The effect of dark matter discreteness on light propagation

TL;DR

This paper investigates how the discrete nature of dark matter particles affects light propagation, revealing potential large corrections to angular diameter distance that could constrain dark matter particle mass.

Contribution

It introduces a post-geometrical optics approximation accounting for dark matter discreteness, showing significant effects on light propagation not captured by standard models.

Findings

Negligible correction to redshift from dark matter discreteness

Small average density emerges from local spikes in dark matter

Large correction to angular diameter distance possible, constraining dark matter mass

Abstract

Light propagation in cosmology is usually studied in the geometrical optics approximation which requires the spacetime curvature to be much smaller than the light wavenumber. However, for non-fuzzy particle dark matter the curvature is concentrated in widely separated spikes at particle location. If the particle mass is localised within a Compton wavelength, then for masses $\gtrsim10^4$ GeV the curvature is larger than the energy of CMB photons. We consider a post-geometrical optics approximation that includes curvature. Photons gain a gravity-induced mass when travelling through dark matter, and light paths are not null nor geodesic.
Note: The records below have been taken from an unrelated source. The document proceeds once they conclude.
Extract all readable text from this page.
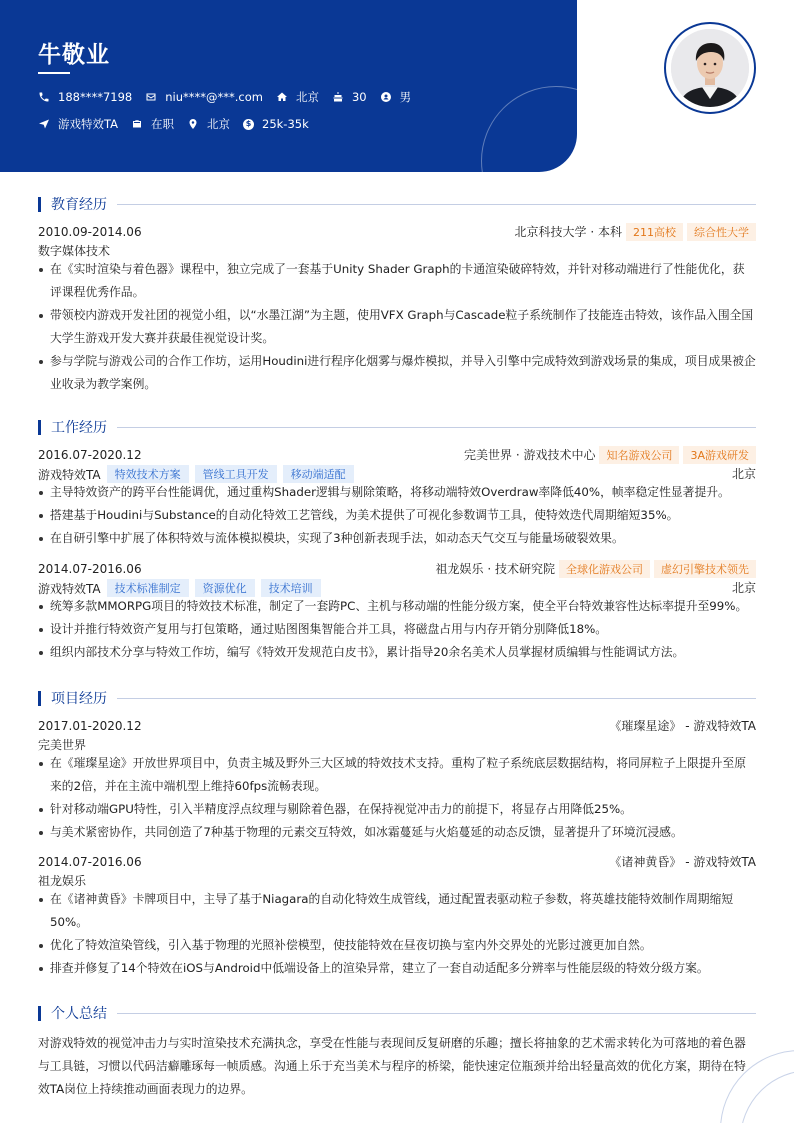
牛敬业
188****7198	niu****@***.com	北京	30	男
游戏特效TA	在职	北京	$ 25k-35k
教育经历
2010.09-2014.06	北京科技大学 · 本科	211高校	综合性大学
数字媒体技术
在《实时渲染与着色器》课程中，独立完成了一套基于Unity Shader Graph的卡通渲染破碎特效，并针对移动端进行了性能优化，获评课程优秀作品。
带领校内游戏开发社团的视觉小组，以“水墨江湖”为主题，使用VFX Graph与Cascade粒子系统制作了技能连击特效，该作品入围全国大学生游戏开发大赛并获最佳视觉设计奖。
参与学院与游戏公司的合作工作坊，运用Houdini进行程序化烟雾与爆炸模拟，并导入引擎中完成特效到游戏场景的集成，项目成果被企业收录为教学案例。
工作经历
2016.07-2020.12	完美世界 · 游戏技术中心	知名游戏公司	3A游戏研发
游戏特效TA	特效技术方案	管线工具开发	移动端适配	北京
主导特效资产的跨平台性能调优，通过重构Shader逻辑与剔除策略，将移动端特效Overdraw率降低40%，帧率稳定性显著提升。
搭建基于Houdini与Substance的自动化特效工艺管线，为美术提供了可视化参数调节工具，使特效迭代周期缩短35%。
在自研引擎中扩展了体积特效与流体模拟模块，实现了3种创新表现手法，如动态天气交互与能量场破裂效果。
2014.07-2016.06	祖龙娱乐 · 技术研究院	全球化游戏公司	虚幻引擎技术领先
游戏特效TA	技术标准制定	资源优化	技术培训	北京
统筹多款MMORPG项目的特效技术标准，制定了一套跨PC、主机与移动端的性能分级方案，使全平台特效兼容性达标率提升至99%。
设计并推行特效资产复用与打包策略，通过贴图图集智能合并工具，将磁盘占用与内存开销分别降低18%。
组织内部技术分享与特效工作坊，编写《特效开发规范白皮书》，累计指导20余名美术人员掌握材质编辑与性能调试方法。
项目经历
2017.01-2020.12	《璀璨星途》 - 游戏特效TA
完美世界
在《璀璨星途》开放世界项目中，负责主城及野外三大区域的特效技术支持。重构了粒子系统底层数据结构，将同屏粒子上限提升至原来的2倍，并在主流中端机型上维持60fps流畅表现。
针对移动端GPU特性，引入半精度浮点纹理与剔除着色器，在保持视觉冲击力的前提下，将显存占用降低25%。
与美术紧密协作，共同创造了7种基于物理的元素交互特效，如冰霜蔓延与火焰蔓延的动态反馈，显著提升了环境沉浸感。
2014.07-2016.06	《诸神黄昏》 - 游戏特效TA
祖龙娱乐
在《诸神黄昏》卡牌项目中，主导了基于Niagara的自动化特效生成管线，通过配置表驱动粒子参数，将英雄技能特效制作周期缩短50%。
优化了特效渲染管线，引入基于物理的光照补偿模型，使技能特效在昼夜切换与室内外交界处的光影过渡更加自然。
排查并修复了14个特效在iOS与Android中低端设备上的渲染异常，建立了一套自动适配多分辨率与性能层级的特效分级方案。
个人总结
对游戏特效的视觉冲击力与实时渲染技术充满执念，享受在性能与表现间反复研磨的乐趣；擅长将抽象的艺术需求转化为可落地的着色器与工具链，习惯以代码洁癖雕琢每一帧质感。沟通上乐于充当美术与程序的桥梁，能快速定位瓶颈并给出轻量高效的优化方案，期待在特效TA岗位上持续推动画面表现力的边界。
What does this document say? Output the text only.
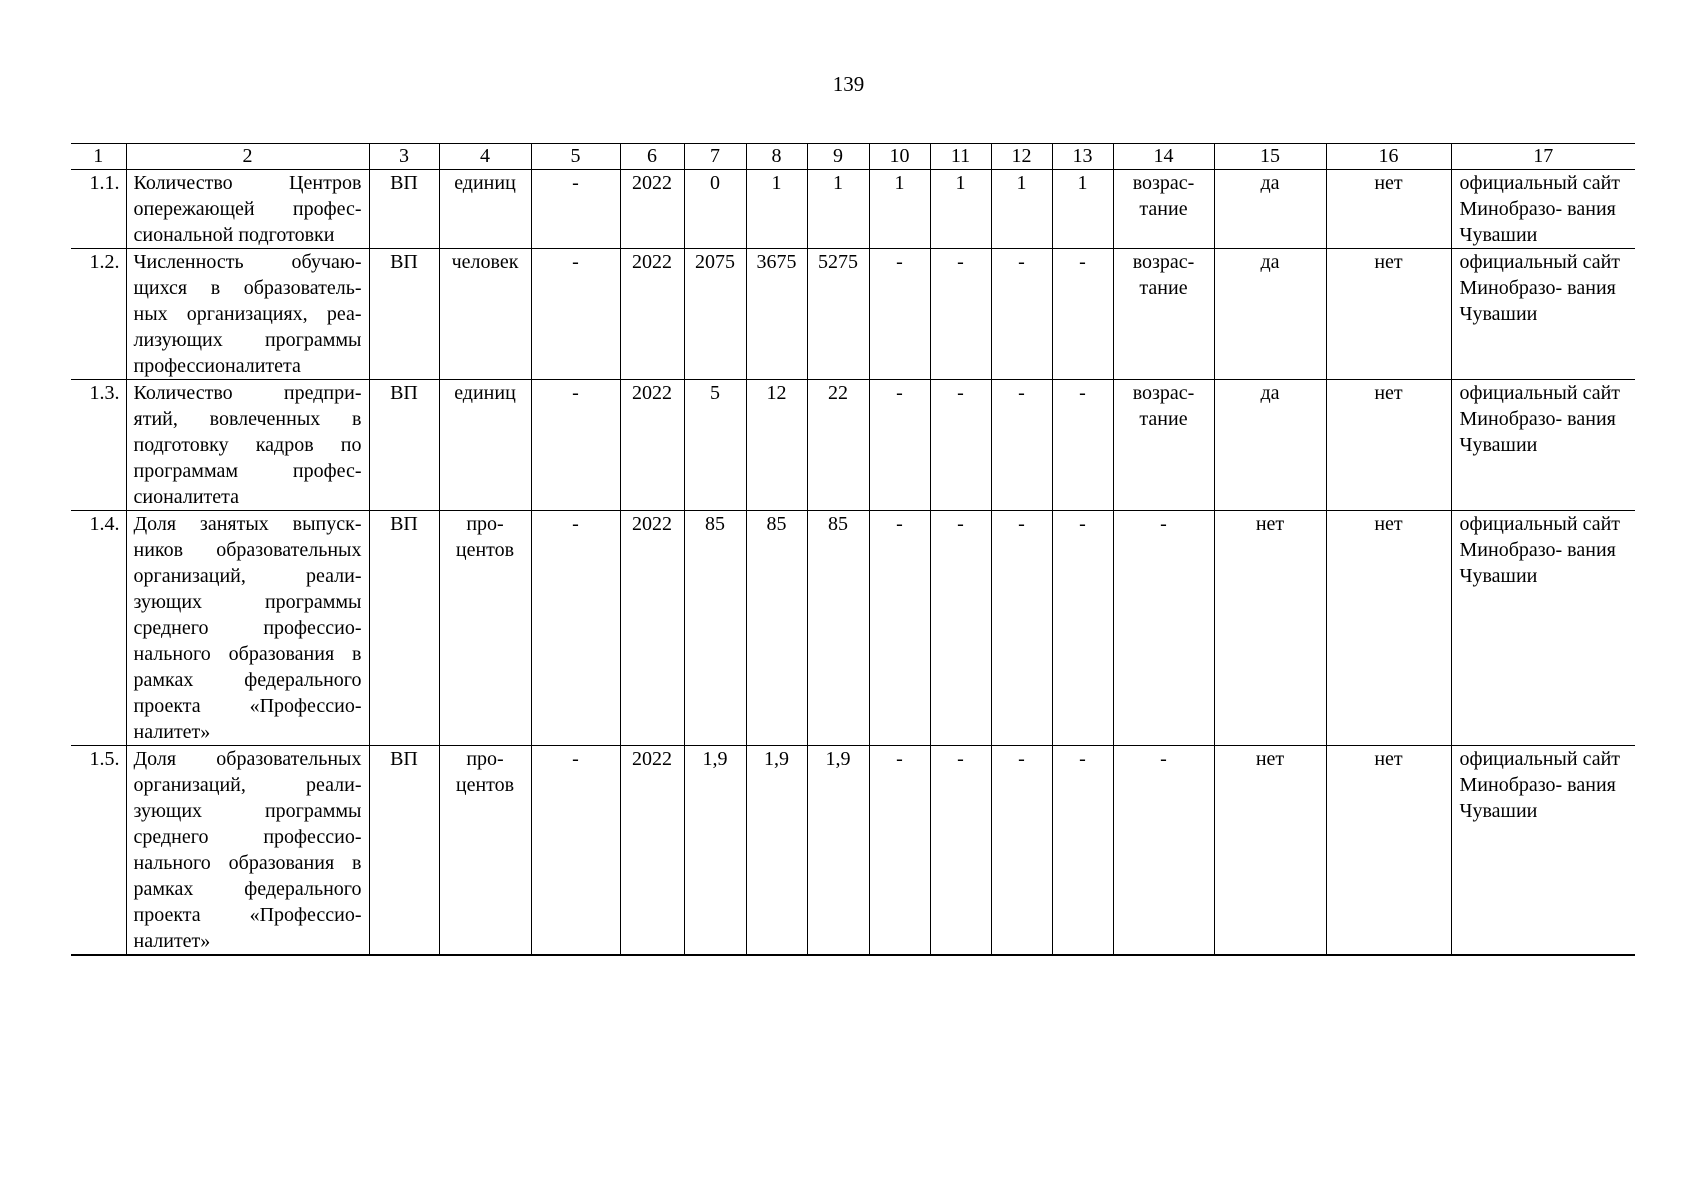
139
1	2	3	4	5	6	7	8	9	10	11	12	13	14	15	16	17
1.1.	Количество Центров опережающей профес- сиональной подготовки	ВП	единиц	-	2022	0	1	1	1	1	1	1	возрас- тание	да	нет	официальный сайт Минобразо- вания Чувашии
1.2.	Численность обучаю- щихся в образователь- ных организациях, реа- лизующих программы профессионалитета	ВП	человек	-	2022	2075	3675	5275	-	-	-	-	возрас- тание	да	нет	официальный сайт Минобразо- вания Чувашии
1.3.	Количество предпри- ятий, вовлеченных в подготовку кадров по программам профес- сионалитета	ВП	единиц	-	2022	5	12	22	-	-	-	-	возрас- тание	да	нет	официальный сайт Минобразо- вания Чувашии
1.4.	Доля занятых выпуск- ников образовательных организаций, реали- зующих программы среднего профессио- нального образования в рамках федерального проекта «Профессио- налитет»	ВП	про- центов	-	2022	85	85	85	-	-	-	-	-	нет	нет	официальный сайт Минобразо- вания Чувашии
1.5.	Доля образовательных организаций, реали- зующих программы среднего профессио- нального образования в рамках федерального проекта «Профессио- налитет»	ВП	про- центов	-	2022	1,9	1,9	1,9	-	-	-	-	-	нет	нет	официальный сайт Минобразо- вания Чувашии
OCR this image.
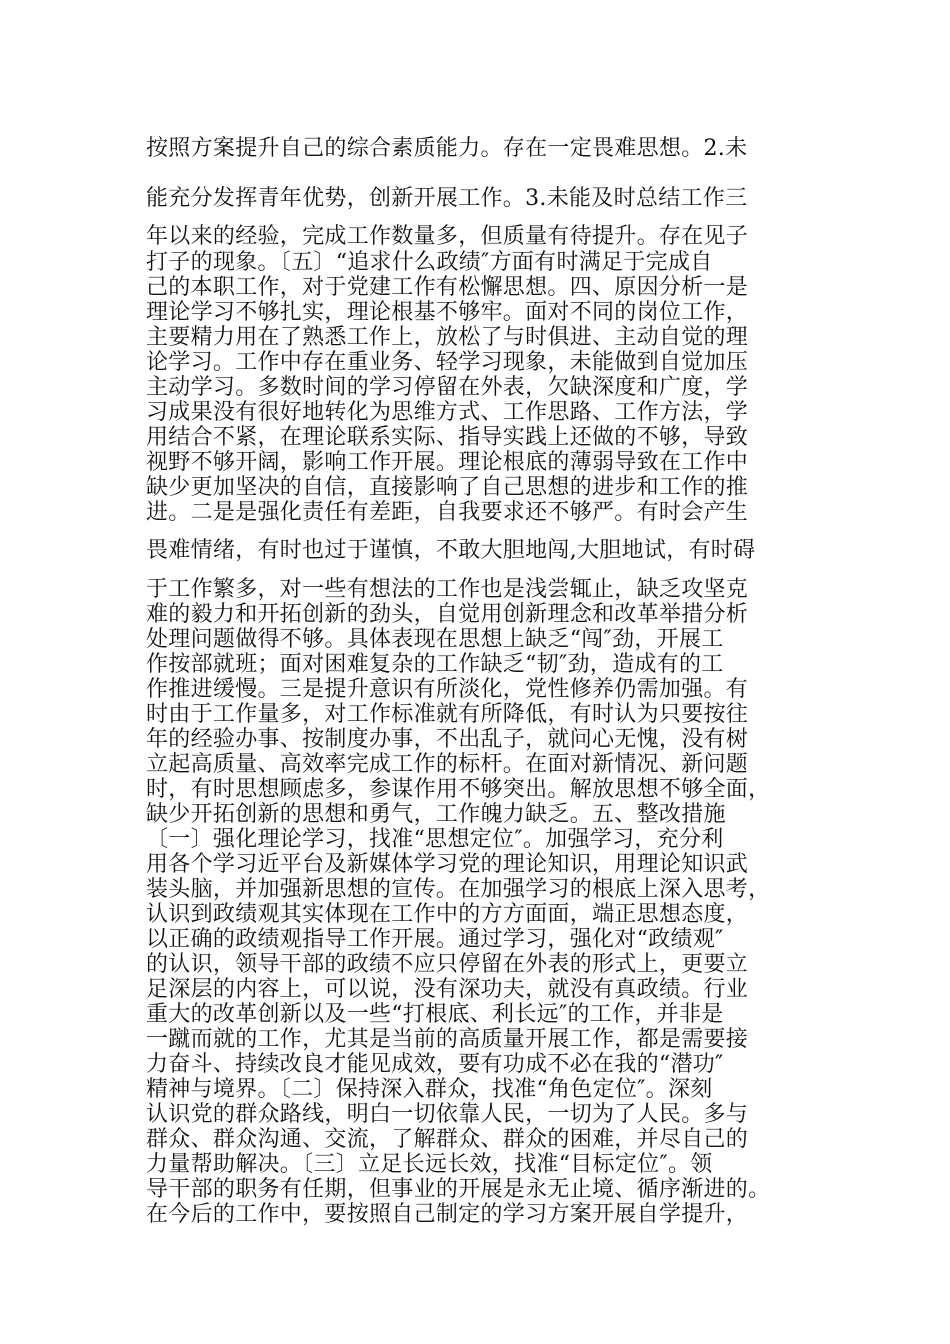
按照方案提升自己的综合素质能力。存在一定畏难思想。2.未
能充分发挥青年优势，创新开展工作。3.未能及时总结工作三
年以来的经验，完成工作数量多，但质量有待提升。存在见子
打子的现象。〔五〕“追求什么政绩″方面有时满足于完成自
己的本职工作，对于党建工作有松懈思想。四、原因分析一是
理论学习不够扎实，理论根基不够牢。面对不同的岗位工作，
主要精力用在了熟悉工作上，放松了与时俱进、主动自觉的理
论学习。工作中存在重业务、轻学习现象，未能做到自觉加压
主动学习。多数时间的学习停留在外表，欠缺深度和广度，学
习成果没有很好地转化为思维方式、工作思路、工作方法，学
用结合不紧，在理论联系实际、指导实践上还做的不够，导致
视野不够开阔，影响工作开展。理论根底的薄弱导致在工作中
缺少更加坚决的自信，直接影响了自己思想的进步和工作的推
进。二是是强化责任有差距，自我要求还不够严。有时会产生
畏难情绪，有时也过于谨慎，不敢大胆地闯,大胆地试，有时碍
于工作繁多，对一些有想法的工作也是浅尝辄止，缺乏攻坚克
难的毅力和开拓创新的劲头，自觉用创新理念和改革举措分析
处理问题做得不够。具体表现在思想上缺乏“闯″劲，开展工
作按部就班；面对困难复杂的工作缺乏“韧″劲，造成有的工
作推进缓慢。三是提升意识有所淡化，党性修养仍需加强。有
时由于工作量多，对工作标准就有所降低，有时认为只要按往
年的经验办事、按制度办事，不出乱子，就问心无愧，没有树
立起高质量、高效率完成工作的标杆。在面对新情况、新问题
时，有时思想顾虑多，参谋作用不够突出。解放思想不够全面，
缺少开拓创新的思想和勇气，工作魄力缺乏。五、整改措施
〔一〕强化理论学习，找准“思想定位″。加强学习，充分利
用各个学习近平台及新媒体学习党的理论知识，用理论知识武
装头脑，并加强新思想的宣传。在加强学习的根底上深入思考，
认识到政绩观其实体现在工作中的方方面面，端正思想态度，
以正确的政绩观指导工作开展。通过学习，强化对“政绩观″
的认识，领导干部的政绩不应只停留在外表的形式上，更要立
足深层的内容上，可以说，没有深功夫，就没有真政绩。行业
重大的改革创新以及一些“打根底、利长远″的工作，并非是
一蹴而就的工作，尤其是当前的高质量开展工作，都是需要接
力奋斗、持续改良才能见成效，要有功成不必在我的“潜功″
精神与境界。〔二〕保持深入群众，找准“角色定位″。深刻
认识党的群众路线，明白一切依靠人民，一切为了人民。多与
群众、群众沟通、交流，了解群众、群众的困难，并尽自己的
力量帮助解决。〔三〕立足长远长效，找准“目标定位″。领
导干部的职务有任期，但事业的开展是永无止境、循序渐进的。
在今后的工作中，要按照自己制定的学习方案开展自学提升，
We find that the correction to the redshift is negligible. For the angular diameter distance, we show how the small average density emerges from the large local spikes when integrating along the light ray. We find that there can be a large correction to the angular diameter distance even for photon energies much larger than the curvature. This may allow to set a strong upper limit on the mass of dark matter particles. We discuss open issues related to the validity of our approximations.